V.Model Extensions and Conclusion
The paper concludes by discussing potential model extensions, such as incorporating a fixed cost for withdrawals during free opportunities and modeling the household's cash-credit choice. The authors highlight the need for more detailed data on cash management practices to refine future analyses. Despite some unrealistic simplifications in the baseline model (all random withdrawals are free, all cash expenditures are deterministic), the analysis provides valuable insights into household cash management and the impact of technology and inflation on money demand.
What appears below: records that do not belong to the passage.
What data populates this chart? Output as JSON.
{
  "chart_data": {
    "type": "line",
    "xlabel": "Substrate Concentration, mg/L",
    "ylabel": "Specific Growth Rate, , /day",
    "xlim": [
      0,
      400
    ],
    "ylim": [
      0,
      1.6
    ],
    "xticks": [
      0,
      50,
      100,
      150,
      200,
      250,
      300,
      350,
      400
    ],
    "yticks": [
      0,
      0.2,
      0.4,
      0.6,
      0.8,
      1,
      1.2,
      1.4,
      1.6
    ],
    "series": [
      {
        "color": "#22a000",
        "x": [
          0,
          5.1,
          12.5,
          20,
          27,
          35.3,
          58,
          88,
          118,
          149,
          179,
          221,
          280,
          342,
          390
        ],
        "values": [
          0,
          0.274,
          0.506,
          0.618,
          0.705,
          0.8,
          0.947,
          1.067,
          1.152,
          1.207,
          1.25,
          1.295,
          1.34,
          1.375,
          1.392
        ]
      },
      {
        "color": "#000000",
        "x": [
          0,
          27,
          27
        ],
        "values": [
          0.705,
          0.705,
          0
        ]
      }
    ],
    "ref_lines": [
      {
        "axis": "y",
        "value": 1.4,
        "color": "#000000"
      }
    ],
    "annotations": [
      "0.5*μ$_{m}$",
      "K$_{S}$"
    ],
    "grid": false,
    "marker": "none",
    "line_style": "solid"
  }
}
1. Model Extensions Addressing Simplifying Assumptions
The authors acknowledge limitations in their model, namely the assumptions that all random withdrawals are free and cash expenditures are deterministic. They propose two extensions to address these simplifications. The first introduces a parameter 'f' representing a fixed cost for withdrawals during random encounters with financial intermediaries. This addresses the unrealistic implication of the base model, where agents withdraw at every opportunity, resulting in many extremely small withdrawals. The introduction of a positive 'f' would lead to a positive minimum withdrawal size. However, a likelihood ratio test comparing the fit of this extended model (f > 0) with the baseline model (f = 0) shows no significant improvement, and the parameter 'f' is found to be poorly identified. The second extension, hinted at but not fully developed, would involve incorporating stochastic cash expenditures, moving beyond the deterministic framework currently used. This would add realism to the model but also increased complexity. The authors propose that this would require a much larger dataset.
2. Conclusion Summary of Findings and Future Research Directions
The paper concludes by summarizing its key findings. The authors successfully developed and empirically tested a dynamic stochastic extension of the Baumol-Tobin model to account for household cash management behaviors. The model successfully incorporates the effects of financial innovation, specifically the increased accessibility of ATMs and bank branches, influencing the demand for cash holdings and the prevalence of precautionary motives. The empirical results using Italian household data strongly support the model’s predictions, highlighting the importance of incorporating stochasticity and precautionary motives into analyses of money demand. The study quantifies the impact of technological change and inflation on money demand and welfare, including the benefits of ATM card ownership and the welfare gains from disinflation. The authors identify several promising avenues for future research, including the integration of this model into a broader framework analyzing cash versus credit choices, and using more comprehensive datasets that allow for a full exploration of the model's stochastic elements and address the limitations of the simplified deterministic cash expenditure assumption. The need for richer household-level datasets that contain detailed information on cash management and payment methods is also stressed.